Bush has announced his intention to give notice to Russia that the United States is withdrawing from the 1972 ABM Treaty:
The attacks on our nation made it even more clear that we need to build limited and effective defenses against a missile attack. Our enemies seek every chance and every means to do harm to our country, our forces, and our friends. And we will not permit it.
Suppose the Taliban and the terrorists had been able to strike America or important allies with a ballistic missile. Our coalition would have become fragile, the stakes in our war much, much higher. We must protect Americans and our friends against all forms of terror, including the terror that could arrive on a missile.
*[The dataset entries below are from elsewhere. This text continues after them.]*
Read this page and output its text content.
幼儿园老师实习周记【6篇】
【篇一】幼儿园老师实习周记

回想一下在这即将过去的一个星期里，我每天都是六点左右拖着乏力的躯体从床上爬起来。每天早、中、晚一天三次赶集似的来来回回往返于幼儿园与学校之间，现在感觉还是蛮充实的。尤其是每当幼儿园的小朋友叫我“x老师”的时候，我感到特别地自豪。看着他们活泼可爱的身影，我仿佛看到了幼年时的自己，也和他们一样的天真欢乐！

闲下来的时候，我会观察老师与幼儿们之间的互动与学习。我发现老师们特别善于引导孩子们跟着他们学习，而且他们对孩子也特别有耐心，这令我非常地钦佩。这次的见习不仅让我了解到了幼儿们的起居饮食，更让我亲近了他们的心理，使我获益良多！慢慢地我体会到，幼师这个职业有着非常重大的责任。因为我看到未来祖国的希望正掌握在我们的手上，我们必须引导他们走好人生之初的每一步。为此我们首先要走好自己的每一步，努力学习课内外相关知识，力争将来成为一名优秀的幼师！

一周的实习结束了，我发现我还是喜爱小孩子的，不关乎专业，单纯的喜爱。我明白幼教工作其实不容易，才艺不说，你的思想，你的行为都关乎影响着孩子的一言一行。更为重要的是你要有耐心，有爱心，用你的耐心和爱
Last week we conducted another promising test of our missile defense
technology. For the good of peace, we're moving forward with an active
program to determine what works and what does not work. In order to do
so, we must move beyond the 1972 Anti-Ballistic Missile Treaty, a
treaty that was written in a different era, for a different enemy.
- (Bush, December 11, Citadel)
The treaty allows either side to withdraw on six months notice under Article XV:
- This Treaty shall be of unlimited duration.
- Each Party shall, in exercising its national sovereignty, have the right to withdraw from this Treaty if it decides that extraordinary events related to the subject matter of this Treaty have jeopardized its supreme interests. It shall give notice of its decision to the other Party six months prior to withdrawal from the Treaty. Such notice shall include a statement of the extraordinary events the notifying Party regards as having jeopardized its supreme interests.
I truly have to wonder about the wisdom of spending billions of dollars to build an effective defense (if such a thing is possible) against what is, in my opinion, the miniscule chance that a leader will choose to have his country turned into glass by launching a ballistic missile, or allowing one to be launched from his country's soil, at the U.S.